La fórmula que ha convertido a «True Blood» en el ‘hit’ de la pequeña pantalla es compleja -como la de la sangre sintética- y tiene que ver con la mezcla precisa de otras que funcionan como un reloj en la ficción. Primera, y muy importante, es un buen momento para el vampiro. En los últimos dos años se han convertido en la sangre de la cultura popular que nutre las historias más rentables para el cine, literatura y televisión. Han vencido, en popularidad, a otros mitos del fantástico que están siendo condenados a papeles secundarios y recaudaciones microscópicas en taquilla. Licántropos, momias, hombres lobos y criaturas espaciales ya sólo pueden soñar con aquellos tiempos en los que todos ellos, vampiros incluidos, formaban parte de repartos corales para la productora americana Universal («House of Frankenstein«, «Frankenstein meets The Wolfman«). Al final, la naturaleza romántica y erótica del vampiro ha resultado mucho más seductora para la industria del entretenimiento, que ha fijado el estereotipo de criatura nocturna sexy y James Deaniana.
«True Blood» recoge la herencia del vampiro ‘pop’ que nació en la década de los 60 en la factoría británica Hammer: El Conde Drácula (Christopher Lee) de ojos inyectados en rojo hemoglobina, sensualidad mórbida y rodeado por los generosos escotes de las muchachas transilvanas. Sookie Stackhouse (Anna Paquin), la mesonera de entusiasmo irritante que protagoniza «True Blood«, es la versión americana de estas vírgenes rurales con pensamientos impuros. Alan Ball, creador de «True Blood» -y de «Six Feet Under«-, opta por una imagen de vampiro transgresor que sale del armario en una sociedad llena de prejuicios y se aleja de la idea más lírica de vampiro atormentado, en tonos fríos, que sufre en secreto su naturaleza inmortal.
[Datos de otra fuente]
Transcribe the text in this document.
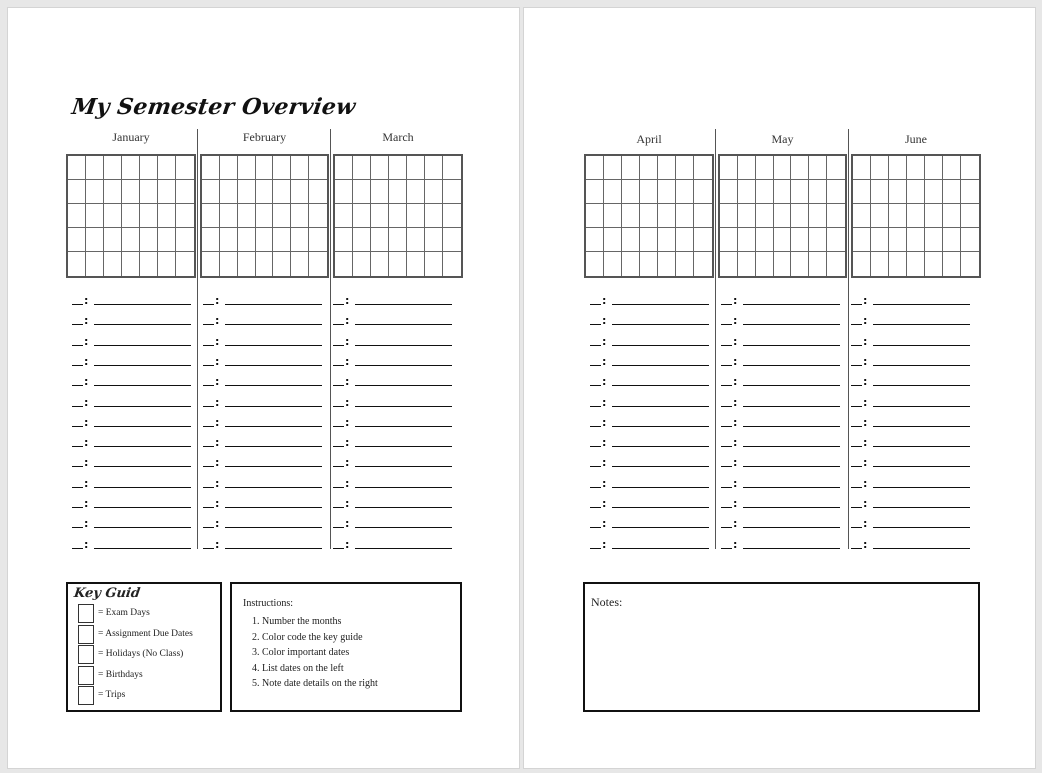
My Semester Overview
January
:
:
:
:
:
:
:
:
:
:
:
:
:
February
:
:
:
:
:
:
:
:
:
:
:
:
:
March
:
:
:
:
:
:
:
:
:
:
:
:
:
Key Guid
= Exam Days
= Assignment Due Dates
= Holidays (No Class)
= Birthdays
= Trips
Instructions:
1. Number the months
2. Color code the key guide
3. Color important dates
4. List dates on the left
5. Note date details on the right
April
:
:
:
:
:
:
:
:
:
:
:
:
:
May
:
:
:
:
:
:
:
:
:
:
:
:
:
June
:
:
:
:
:
:
:
:
:
:
:
:
:
Notes:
Estereotipo que popularizó Anne Rice en su novela «Entrevista con el Vampiro» (1976) -de corte existencialista- y que ha inspirado al Edward Cullen de la saga crepuscular -esta última al estilo ‘historia de amor prohibido’-.
El segundo componente de la sangre fresca siempre ha dado buenos resultados en televisión. Consiste en situar la acción en un pueblo pequeño de apariencia tranquila pero que, en realidad, es un lugar en el que pasan cosas muy extrañas y lleno de secretos. Trama patentada por David Lynch con «Twin Peaks«, que en la serie de Allan Ball incluye telépatas, cambia-formas, ménades, psicópatas, vudú y todo lo que pueda venir en la tercera temporada (se sabe de un hombre lobo, seguro, que tendrá química con Sookie y que ya tiene un desnudo en los primeros episodios… «True Blood«). Por cierto, la cadena americana ABC estrenó el pasado 28 de abril «Happy Town«, serie que intenta emular el espíritu «Twin Peaks» y que no tenéis que ver nunca porque es realmente mala.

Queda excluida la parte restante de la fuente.